Ma nell’angolo di box di Valentino Rossi qualcosa non ha funzionato. Per compensare il gap in velocità massima ha stressato oltremisura la gomma posteriore in curva. Ha provato in ogni modo a modificare lo stile di guida e a testare nuove componenti (come il forcellone in carbonio). Con un solo obiettivo: ridurre l’usura delle gomme. Ma ha fallito in questa impresa. Fabio Quartararo e Maverick Vinales hanno un modo di guidare somigliante per molti versi, aggressivi in ingresso curva. La nuova generazione di piloti sa come sfruttare al meglio l’elettronica, il veterano dovrebbe invece resettare decenni di carriera che ormai sono nel suo Dna.

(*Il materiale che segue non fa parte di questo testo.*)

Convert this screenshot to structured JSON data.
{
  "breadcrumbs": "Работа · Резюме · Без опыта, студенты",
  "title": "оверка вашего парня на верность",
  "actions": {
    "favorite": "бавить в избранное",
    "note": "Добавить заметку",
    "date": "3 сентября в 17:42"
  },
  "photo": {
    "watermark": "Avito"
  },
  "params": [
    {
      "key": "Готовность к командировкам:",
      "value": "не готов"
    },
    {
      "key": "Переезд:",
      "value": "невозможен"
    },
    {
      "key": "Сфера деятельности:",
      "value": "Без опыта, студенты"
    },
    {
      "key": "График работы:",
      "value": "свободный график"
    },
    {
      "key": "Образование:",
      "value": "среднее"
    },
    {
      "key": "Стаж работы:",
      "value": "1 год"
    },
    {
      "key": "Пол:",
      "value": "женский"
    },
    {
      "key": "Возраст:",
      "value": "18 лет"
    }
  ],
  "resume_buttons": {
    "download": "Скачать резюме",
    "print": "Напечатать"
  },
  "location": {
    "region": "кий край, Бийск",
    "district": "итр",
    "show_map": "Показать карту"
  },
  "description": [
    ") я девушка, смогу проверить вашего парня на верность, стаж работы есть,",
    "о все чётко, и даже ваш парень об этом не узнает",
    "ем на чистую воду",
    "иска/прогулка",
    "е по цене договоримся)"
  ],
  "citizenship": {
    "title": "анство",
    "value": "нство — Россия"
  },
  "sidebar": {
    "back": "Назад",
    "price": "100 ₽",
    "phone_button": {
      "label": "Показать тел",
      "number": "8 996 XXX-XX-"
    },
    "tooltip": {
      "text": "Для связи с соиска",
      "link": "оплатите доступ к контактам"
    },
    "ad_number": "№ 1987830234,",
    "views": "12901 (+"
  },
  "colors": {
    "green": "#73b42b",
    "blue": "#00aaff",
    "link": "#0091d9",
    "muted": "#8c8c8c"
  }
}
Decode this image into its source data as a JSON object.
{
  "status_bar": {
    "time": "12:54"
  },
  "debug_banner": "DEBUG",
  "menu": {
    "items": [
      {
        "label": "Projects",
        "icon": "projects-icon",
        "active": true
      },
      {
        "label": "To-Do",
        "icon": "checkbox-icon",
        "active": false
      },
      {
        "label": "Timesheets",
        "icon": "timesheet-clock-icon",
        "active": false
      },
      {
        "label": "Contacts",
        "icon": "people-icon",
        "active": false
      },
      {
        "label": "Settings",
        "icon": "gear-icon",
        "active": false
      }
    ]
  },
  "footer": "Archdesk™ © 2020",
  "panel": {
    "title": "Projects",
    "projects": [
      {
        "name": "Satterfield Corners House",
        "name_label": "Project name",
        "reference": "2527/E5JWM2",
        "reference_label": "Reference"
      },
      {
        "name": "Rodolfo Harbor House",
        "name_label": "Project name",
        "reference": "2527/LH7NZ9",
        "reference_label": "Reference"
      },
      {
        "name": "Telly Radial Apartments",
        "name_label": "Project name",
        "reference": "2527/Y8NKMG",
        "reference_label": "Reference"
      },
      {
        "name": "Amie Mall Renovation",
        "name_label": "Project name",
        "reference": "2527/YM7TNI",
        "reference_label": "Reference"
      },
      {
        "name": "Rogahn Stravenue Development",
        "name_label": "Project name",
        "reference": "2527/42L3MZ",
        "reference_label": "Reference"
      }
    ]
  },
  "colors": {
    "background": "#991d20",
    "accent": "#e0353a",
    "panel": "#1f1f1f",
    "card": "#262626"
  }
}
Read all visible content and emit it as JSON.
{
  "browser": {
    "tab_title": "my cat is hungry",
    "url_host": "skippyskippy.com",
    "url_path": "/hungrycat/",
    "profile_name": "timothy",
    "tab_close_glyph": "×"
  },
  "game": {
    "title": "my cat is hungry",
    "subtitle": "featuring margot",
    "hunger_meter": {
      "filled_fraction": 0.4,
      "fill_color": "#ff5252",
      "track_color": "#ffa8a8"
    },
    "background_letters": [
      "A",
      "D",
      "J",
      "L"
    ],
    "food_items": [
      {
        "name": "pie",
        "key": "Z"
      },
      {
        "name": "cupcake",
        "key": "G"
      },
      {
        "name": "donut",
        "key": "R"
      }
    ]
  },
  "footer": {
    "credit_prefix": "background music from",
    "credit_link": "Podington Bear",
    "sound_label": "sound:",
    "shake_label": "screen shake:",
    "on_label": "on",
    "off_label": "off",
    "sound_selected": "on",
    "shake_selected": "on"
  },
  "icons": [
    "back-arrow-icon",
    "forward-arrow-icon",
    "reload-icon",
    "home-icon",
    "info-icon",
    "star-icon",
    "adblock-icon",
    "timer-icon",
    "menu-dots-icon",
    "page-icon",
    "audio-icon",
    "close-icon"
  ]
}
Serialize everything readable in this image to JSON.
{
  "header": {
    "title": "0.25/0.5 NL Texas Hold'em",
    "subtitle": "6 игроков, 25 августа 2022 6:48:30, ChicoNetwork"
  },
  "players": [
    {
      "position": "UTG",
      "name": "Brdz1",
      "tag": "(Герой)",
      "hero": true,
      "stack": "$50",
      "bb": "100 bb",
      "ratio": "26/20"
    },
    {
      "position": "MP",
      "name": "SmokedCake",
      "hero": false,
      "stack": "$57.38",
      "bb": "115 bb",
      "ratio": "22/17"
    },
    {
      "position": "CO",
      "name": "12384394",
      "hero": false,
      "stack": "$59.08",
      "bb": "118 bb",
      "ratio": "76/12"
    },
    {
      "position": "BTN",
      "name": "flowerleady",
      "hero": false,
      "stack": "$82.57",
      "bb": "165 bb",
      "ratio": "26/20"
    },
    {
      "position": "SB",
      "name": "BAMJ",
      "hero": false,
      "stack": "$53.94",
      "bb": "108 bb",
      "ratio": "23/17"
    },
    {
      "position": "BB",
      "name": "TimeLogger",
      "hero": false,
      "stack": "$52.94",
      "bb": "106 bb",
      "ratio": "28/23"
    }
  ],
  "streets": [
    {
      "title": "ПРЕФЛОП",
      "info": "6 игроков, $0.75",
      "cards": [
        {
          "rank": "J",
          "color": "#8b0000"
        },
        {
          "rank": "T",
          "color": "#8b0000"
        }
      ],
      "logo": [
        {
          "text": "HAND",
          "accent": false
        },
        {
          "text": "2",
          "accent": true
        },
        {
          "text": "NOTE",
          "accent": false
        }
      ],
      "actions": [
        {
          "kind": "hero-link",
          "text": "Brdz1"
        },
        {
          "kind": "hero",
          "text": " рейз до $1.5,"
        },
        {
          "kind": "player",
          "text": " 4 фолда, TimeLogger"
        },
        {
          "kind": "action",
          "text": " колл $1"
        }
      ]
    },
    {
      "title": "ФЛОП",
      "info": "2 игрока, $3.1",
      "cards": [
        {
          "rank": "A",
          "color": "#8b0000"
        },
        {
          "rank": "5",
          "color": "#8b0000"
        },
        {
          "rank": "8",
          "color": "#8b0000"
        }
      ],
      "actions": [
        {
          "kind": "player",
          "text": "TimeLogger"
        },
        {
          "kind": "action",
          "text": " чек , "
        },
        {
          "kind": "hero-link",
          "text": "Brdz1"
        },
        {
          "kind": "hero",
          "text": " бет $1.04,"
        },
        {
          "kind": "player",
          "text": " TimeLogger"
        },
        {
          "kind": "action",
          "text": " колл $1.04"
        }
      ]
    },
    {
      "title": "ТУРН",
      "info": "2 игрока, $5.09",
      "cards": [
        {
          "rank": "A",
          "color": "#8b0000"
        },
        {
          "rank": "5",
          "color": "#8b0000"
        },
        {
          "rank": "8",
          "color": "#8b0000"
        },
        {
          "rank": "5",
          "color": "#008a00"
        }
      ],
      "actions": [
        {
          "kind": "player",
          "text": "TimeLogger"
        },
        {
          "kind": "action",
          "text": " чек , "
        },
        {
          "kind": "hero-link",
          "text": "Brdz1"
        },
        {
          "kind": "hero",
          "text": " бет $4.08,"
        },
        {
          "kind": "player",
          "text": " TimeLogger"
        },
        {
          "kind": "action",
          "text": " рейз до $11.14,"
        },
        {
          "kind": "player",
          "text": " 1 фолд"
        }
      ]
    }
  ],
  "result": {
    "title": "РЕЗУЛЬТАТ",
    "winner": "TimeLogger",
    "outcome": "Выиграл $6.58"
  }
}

La sfida, per quanto possa risultare di difficile comprensione e accettazione, non è ad armi pari. Il tempo fa il suo corso irreversibile e Valentino Rossi si ritrova, ahimè, in un’epoca che non è più sua, pur riuscendo a restare ai vertici. Di questo bisogna dare merito al campione di Tavullia. Ma non basta per puntare al titolo MotoGP. E per battere Marc occorrono due frecce nell’arco, come Fabio e Maverick. Velocità e massima intesa (questa è ancora da vedersi…) sono gli ingredienti per riportare la Yamaha sulla cima del Motomondiale. E l’arrivo di Jorge Lorenzo potrà aiutare ad affinare le punte per ferire la belva Marquez.